Sunday, October 3, 2010

Sensescape in Senegal and Gambia through Africamap

It’s rather difficult to understand the sensory issues at play in Africamap since a huge part of the sensory experience comes from actually being physically in a space. One can only imagine what is smells like on the Gambian shore or on the streets of Dakar, where vendors sell all kinds of international and native foods.
Street market in Dakar.  Source: http://www.travelblog.org/Africa/Senegal/Cape-Verde-Peninsula/Dakar/blog-270570.html
After some extensive searching and thinking, however, I thought of a couple of ways in which Africamap helps address sensory issues in the landscape. It is, of course, difficult to ascertain the smell, taste, or touch of different things or places, but Africamap does provide a visual and auditory context for various locales.
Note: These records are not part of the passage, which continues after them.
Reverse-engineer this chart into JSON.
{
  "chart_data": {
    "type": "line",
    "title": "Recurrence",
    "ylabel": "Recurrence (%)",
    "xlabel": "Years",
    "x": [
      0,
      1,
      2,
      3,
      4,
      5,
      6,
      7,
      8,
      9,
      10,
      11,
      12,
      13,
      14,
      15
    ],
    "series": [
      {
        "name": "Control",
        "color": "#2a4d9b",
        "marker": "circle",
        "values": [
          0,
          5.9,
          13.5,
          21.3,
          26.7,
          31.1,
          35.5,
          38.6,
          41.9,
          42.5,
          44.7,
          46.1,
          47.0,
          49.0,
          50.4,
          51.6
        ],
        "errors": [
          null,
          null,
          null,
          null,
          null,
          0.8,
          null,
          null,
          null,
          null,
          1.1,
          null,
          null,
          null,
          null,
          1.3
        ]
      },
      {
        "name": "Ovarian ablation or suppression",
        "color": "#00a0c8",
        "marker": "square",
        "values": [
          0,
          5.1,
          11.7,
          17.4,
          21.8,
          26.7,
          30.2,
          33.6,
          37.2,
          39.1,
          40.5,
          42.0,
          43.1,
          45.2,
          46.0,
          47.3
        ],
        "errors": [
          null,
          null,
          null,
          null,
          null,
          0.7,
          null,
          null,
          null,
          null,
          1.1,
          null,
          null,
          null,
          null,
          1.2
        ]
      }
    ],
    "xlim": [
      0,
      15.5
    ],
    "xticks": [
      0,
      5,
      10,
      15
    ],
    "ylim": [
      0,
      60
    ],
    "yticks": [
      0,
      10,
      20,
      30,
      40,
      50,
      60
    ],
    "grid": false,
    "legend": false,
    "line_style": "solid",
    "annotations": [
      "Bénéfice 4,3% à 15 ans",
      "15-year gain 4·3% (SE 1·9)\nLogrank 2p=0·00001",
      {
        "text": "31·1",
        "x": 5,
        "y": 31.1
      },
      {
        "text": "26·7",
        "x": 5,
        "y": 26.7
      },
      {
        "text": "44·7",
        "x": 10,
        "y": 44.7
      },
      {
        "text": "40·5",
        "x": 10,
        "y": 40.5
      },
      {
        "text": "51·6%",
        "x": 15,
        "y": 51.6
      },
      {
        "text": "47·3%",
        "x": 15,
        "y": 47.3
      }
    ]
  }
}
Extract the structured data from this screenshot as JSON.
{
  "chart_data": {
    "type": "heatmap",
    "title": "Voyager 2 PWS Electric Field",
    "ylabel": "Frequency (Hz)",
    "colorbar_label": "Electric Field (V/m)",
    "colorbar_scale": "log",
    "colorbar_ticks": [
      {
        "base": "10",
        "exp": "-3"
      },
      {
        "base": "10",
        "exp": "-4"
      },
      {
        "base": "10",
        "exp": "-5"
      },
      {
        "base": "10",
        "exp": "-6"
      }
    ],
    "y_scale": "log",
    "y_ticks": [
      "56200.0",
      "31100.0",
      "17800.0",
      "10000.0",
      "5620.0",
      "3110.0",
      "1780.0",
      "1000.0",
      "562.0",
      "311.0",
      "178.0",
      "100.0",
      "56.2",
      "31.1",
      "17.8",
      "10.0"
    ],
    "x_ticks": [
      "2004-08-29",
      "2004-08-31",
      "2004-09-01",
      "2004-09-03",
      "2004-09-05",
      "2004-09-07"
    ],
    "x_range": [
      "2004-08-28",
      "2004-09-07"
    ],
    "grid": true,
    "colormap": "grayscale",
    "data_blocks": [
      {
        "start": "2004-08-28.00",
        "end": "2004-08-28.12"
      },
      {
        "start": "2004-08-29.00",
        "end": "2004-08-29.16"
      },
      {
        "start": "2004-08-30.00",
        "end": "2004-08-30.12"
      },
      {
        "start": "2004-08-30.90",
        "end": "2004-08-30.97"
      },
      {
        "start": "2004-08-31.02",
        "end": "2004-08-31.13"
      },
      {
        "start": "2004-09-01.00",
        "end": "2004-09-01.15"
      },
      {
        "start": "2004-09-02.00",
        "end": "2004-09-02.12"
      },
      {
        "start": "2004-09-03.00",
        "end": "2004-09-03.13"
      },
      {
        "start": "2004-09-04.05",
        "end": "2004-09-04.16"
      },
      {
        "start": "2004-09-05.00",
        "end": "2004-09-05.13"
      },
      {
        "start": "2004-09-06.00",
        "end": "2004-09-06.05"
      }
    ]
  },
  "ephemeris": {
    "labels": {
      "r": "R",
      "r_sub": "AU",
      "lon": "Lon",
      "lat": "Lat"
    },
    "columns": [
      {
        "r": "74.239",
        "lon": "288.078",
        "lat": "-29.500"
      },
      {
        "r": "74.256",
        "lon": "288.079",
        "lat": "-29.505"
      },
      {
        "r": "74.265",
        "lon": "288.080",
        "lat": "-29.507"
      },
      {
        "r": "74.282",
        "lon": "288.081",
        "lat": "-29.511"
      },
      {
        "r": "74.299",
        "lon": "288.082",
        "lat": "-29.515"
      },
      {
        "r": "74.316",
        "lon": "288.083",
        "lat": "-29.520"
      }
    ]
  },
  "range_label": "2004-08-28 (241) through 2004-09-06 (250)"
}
By turning on the Picasa feed and then searching for a specific place, you can automatically access hundreds of pictures that people have uploaded to the web. Alternately, by turning on the Youtube feed, one can access videos pertaining to a specific place. For example, if you type “Dakar” in the search box, you get this video with highlights from a weekend on a beach in Senegal. In this way, you not only have visual access to some aspects of the Senegalese landscape, but you also get to experience some of the sounds of the waves crashing on the shore or the kids playing in the sand.
PBT Train station in Dakar, Senegal
You have to use your imagination a bit to access your other three senses. For example, under the places tab, I searched for a railroad station and found that two are located in the vicinity of Dakar. One was in Bargny, Senegal, and the other in Thiaroye. After some preliminary research, I discovered that they are part of the same railroad line, through which operates the Petit train de banlieue (PBT) which runs regularly between Dakar, Senegal and Rufisque and serves over 25,000 passengers daily. In this case, one can imagine generally what sounds trains make. What is difficult to capture, however, is how this sound plays in with the rest of the soundscape.
Africamap: Red triangles showing the location of two train stations
Another search I did was for cemeteries. I found a cemetery on the coast of Gambia, called the Fajara War Cemetery. Since it is located so close to the beach, you can probably hear and smell the ocean. There is probably some sort of distinctive smell as well, perhaps of flowers or offerings that people bring to the dead.